There are three main types of matzah. Ashkenazi Jews eat a matzah that is hard and flat, like a cracker. The first two types of matzah are made like this. One type is made by a machine. It is usually square and is eaten by most Jewish groups. However, some groups (such as orthodox Jews) are very strict and will eat only matzah that is handmade, which is usually round in shape. Both of these types of matzah are often a little bit burnt at the edges, as they must be fully and completely cooked in order to avoid any part of them eventually rising. The third type of matzah is made by Mizrahi, Yemenite, and Iraqi Jews from the Middle East. This matzah is also a mixture of grain and water that is cooked within 18 minutes, but it is soft and pliable, more like a flatbread than a cracker.
Matzah must be made from one of the five species of grains listed in the Torah, which are wheat, oats, rye, spelt, and barley. For the Passover seder, it is made solely from grain flour mixed with water – no other additions, such as eggs or fruit juice, are acceptable. Some Jews will eat these types of matzah during the other days of Passover, but orthodox Jews will eat only the kind made from grain and water.
Matzah is a symbolic food with many meanings.

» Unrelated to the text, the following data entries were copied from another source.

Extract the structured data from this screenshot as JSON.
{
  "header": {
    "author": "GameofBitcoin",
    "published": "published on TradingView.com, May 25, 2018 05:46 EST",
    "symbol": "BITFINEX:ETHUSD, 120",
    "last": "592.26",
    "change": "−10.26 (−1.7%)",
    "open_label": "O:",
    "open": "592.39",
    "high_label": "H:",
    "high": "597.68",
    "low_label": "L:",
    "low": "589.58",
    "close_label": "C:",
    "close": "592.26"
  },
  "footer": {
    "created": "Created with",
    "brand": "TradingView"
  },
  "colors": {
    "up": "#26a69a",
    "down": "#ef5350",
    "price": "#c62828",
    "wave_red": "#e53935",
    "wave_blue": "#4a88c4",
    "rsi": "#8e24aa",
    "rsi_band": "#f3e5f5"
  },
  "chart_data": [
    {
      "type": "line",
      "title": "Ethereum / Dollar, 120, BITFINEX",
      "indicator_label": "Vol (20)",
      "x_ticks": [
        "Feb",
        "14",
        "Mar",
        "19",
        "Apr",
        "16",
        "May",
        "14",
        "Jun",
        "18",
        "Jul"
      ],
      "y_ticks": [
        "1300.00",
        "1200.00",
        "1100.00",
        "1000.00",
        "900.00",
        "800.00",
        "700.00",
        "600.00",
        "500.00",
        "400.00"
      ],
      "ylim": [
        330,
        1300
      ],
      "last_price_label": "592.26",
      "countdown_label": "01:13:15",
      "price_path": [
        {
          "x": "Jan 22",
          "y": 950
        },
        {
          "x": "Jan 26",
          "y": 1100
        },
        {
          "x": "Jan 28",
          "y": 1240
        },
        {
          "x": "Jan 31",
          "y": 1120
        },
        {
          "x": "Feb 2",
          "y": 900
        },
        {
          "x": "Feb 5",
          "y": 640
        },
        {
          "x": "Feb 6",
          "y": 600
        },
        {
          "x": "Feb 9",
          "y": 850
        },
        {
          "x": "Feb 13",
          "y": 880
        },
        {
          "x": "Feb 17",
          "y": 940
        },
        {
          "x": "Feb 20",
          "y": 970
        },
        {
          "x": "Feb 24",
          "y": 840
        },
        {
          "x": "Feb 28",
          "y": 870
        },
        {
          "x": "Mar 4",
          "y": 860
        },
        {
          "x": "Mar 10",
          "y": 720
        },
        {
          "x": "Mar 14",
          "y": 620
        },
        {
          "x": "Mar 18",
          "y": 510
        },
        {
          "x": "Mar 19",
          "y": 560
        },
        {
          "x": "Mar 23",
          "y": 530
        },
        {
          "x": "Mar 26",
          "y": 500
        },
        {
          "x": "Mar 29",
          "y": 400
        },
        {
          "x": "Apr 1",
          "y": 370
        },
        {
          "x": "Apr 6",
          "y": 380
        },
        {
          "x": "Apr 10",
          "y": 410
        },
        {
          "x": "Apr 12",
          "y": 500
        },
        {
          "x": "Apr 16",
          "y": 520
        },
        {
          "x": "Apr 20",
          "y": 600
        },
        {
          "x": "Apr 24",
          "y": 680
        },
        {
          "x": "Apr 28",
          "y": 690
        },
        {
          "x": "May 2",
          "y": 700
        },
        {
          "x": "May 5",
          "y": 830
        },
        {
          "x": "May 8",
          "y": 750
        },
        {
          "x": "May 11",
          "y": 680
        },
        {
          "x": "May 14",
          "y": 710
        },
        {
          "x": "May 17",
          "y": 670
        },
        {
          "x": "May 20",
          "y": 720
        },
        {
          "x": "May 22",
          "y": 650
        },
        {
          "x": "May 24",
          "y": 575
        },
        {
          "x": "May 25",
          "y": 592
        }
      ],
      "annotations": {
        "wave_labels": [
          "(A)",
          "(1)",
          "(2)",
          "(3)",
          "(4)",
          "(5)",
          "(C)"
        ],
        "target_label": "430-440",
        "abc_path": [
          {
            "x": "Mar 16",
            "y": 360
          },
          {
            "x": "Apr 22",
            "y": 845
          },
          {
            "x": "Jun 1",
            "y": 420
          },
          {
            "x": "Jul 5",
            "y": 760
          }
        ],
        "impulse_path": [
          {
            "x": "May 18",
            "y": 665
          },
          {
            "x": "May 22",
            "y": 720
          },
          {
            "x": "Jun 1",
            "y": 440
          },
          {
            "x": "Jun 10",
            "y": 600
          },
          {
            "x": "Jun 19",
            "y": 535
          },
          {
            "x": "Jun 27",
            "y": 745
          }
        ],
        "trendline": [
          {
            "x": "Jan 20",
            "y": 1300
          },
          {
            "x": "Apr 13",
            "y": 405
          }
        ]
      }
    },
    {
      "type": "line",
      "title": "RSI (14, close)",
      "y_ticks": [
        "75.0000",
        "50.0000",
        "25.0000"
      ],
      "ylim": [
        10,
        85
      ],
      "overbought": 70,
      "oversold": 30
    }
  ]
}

It is called the “bread of affliction” or “poor man’s bread,” which reminds Jews of the suffering of their ancestors in the land of Egypt. On the other hand, it also represents freedom and redemption, as the Jews were freed from Egypt so abruptly and left in such haste that they did not have time for their dough to rise. Allegorically, matzah also represents humility and letting go of one’s ego. Because it is not “puffed up” with air like bread is, it reminds the Jewish people never to let their pride puff them up.
Matzah is also eaten now in place of the Passover offering. When the Temple stood in Jerusalem, each family (or group of families, if poor) would bring a lamb as an offering. They would then have to completely consume it before the night was over. Now that there is no Temple, the Jewish people eat matzah instead. Ultimately, however, matzah is most important because it symbolizes salvation.